Exercises: Working with the Microphone

In this notebook, we will learn how to access the digitized audio recording our microphones, and access the audio samples as a numpy array of data that we can analyze and manipulate. We will write functions for writing and reading our own numpy-based audio files.

[ ]:
import numpy as np
import matplotlib.pyplot as plt
from IPython.display import Audio
from typing import Tuple

%matplotlib notebook

As discussed in the preceding section, a microphone is responsible for converting the information carried by sound waves into an analog electrical signal, which it then digitizes through a process comparable to pulse code modulation (PCM). Let’s take some time to understand how we can access the digital audio samples that are recorded by your microphone.

Your microphone stores the audio on buffer frames, which is just an area of RAM made for temporary storage. Buffers are typically used when there is a difference between the rate at which data is received and the rate at which it can be processed. The details of buffer frames are not especially important though. We only need to know that our digital signal will be stored as a collection of bytes in memory across a number of frames.

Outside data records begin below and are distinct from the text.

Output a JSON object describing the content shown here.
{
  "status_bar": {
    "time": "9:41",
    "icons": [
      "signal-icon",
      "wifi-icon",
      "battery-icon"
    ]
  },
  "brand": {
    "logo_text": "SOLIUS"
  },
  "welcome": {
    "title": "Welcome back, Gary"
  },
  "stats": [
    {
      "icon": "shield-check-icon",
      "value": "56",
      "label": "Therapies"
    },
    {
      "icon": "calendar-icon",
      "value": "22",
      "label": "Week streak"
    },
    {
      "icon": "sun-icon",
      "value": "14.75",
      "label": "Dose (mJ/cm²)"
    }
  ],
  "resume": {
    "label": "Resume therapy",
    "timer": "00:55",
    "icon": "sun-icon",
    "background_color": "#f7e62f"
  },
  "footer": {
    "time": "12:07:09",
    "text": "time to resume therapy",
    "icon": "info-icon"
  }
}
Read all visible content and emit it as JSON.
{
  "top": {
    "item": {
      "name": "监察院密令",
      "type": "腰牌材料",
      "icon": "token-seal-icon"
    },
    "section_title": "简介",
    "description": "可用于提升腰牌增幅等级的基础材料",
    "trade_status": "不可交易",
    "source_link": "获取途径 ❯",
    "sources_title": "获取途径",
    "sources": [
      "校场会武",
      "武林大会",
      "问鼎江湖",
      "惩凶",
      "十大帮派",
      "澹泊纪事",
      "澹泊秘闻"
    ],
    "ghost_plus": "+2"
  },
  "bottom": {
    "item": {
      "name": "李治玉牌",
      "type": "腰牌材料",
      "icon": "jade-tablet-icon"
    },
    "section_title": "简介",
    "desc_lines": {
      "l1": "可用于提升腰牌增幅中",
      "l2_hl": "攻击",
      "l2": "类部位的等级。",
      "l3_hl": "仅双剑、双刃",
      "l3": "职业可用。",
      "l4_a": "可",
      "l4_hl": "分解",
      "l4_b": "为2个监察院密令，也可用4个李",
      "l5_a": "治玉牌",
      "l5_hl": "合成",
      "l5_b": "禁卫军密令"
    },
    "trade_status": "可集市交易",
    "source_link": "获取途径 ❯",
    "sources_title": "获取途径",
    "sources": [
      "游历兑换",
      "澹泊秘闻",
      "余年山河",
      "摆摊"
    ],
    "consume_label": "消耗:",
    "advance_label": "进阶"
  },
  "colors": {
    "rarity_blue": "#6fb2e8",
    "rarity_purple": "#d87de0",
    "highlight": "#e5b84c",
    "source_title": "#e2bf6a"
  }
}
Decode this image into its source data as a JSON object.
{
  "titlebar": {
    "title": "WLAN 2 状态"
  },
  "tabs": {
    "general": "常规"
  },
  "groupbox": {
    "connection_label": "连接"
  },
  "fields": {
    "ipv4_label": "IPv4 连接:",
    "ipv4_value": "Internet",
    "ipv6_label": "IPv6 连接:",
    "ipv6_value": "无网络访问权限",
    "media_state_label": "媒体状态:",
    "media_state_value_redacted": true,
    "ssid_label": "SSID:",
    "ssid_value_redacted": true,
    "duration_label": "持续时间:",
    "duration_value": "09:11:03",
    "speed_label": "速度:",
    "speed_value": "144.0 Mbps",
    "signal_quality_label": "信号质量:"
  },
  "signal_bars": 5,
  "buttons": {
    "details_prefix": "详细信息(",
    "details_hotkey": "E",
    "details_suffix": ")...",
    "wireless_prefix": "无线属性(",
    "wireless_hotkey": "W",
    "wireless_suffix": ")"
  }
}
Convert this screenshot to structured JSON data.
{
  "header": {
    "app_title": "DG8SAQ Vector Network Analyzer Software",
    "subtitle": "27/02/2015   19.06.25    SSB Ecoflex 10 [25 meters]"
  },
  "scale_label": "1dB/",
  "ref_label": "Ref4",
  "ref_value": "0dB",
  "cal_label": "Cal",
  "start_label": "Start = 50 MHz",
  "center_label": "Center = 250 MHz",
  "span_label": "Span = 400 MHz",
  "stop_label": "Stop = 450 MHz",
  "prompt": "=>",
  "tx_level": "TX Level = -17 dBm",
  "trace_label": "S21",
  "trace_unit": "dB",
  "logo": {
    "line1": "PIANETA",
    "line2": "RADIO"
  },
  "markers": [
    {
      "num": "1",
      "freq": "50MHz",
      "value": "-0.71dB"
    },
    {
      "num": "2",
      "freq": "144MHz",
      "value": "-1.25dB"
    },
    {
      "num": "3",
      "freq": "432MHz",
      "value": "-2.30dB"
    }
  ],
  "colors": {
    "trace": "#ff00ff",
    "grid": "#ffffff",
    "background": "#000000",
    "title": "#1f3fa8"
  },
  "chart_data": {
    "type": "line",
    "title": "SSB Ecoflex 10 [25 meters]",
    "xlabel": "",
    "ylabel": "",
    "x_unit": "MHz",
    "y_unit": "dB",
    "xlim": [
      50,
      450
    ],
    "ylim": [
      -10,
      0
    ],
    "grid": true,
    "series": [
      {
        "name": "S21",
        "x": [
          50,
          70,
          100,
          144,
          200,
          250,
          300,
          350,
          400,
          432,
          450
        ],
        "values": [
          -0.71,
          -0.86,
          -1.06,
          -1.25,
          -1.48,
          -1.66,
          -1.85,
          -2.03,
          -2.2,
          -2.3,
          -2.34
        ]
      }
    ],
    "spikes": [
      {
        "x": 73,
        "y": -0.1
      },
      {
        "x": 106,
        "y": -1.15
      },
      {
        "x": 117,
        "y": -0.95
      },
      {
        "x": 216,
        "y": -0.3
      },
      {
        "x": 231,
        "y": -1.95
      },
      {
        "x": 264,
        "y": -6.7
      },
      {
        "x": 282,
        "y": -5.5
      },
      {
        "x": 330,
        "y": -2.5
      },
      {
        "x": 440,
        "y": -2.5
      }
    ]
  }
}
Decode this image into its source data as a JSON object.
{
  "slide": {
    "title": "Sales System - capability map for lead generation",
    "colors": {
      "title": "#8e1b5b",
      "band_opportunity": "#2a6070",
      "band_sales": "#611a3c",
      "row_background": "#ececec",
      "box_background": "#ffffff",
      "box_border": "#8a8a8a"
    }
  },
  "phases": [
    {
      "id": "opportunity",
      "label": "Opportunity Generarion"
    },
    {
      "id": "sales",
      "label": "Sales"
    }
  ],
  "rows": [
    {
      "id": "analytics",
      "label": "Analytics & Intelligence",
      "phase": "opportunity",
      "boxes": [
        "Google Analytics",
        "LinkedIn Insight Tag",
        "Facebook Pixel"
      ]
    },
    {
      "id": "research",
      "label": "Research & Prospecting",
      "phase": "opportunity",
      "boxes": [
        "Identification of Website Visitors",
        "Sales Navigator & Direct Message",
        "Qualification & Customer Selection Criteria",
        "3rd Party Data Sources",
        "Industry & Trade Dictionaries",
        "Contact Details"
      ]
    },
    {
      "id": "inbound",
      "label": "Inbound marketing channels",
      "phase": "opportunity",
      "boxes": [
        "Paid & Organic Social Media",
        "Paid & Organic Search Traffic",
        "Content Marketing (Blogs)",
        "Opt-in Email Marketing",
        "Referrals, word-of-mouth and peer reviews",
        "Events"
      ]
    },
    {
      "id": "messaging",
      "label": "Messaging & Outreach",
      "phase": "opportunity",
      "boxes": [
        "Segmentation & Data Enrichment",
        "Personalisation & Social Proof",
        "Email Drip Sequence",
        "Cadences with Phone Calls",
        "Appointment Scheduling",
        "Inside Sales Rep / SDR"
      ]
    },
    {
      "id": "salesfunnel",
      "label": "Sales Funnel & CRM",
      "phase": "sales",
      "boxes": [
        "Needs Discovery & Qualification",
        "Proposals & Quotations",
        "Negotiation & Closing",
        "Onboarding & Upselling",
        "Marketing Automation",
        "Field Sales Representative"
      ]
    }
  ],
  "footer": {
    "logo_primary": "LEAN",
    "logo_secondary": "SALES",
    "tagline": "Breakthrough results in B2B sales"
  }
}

Using the Microphone Python Package

The microphone.record_audio package records and digitizes an analog signal and returns a tuple containing

  1. a list of bytes in memory corresponding to the digital signal

  2. the sampling rate.

(Remember that, in a Jupyter Notebook, you can check this by inspecting the function’s docstring with SHIFT-TAB)

For example, consider the following code

from microphone import record_audio
listen_time = 5  # seconds
frames, sample_rate = record_audio(listen_time)

Here sample_rate is the sampling rate, \(f_s\), used by the microphone to record the digital signal. Since all we need to know in order to reconstruct the original signal from bytes in memory are the sampling rate and the number of samples, it is extremely important that we keep track of sample_rate!

(1.2.1) Use the record_audio function to record and digitize an analog signal that lasts five seconds.

[ ]:
from microphone import record_audio

listen_time = # seconds
frames, sample_rate = # record audio for the listen time

The frames variable is a list of bytes in memory that compose the entirety of the recorded digital signal. To anyone except a computer, the elements of frames are indecipherable; just try inspecting the first 15 elements of frames[0].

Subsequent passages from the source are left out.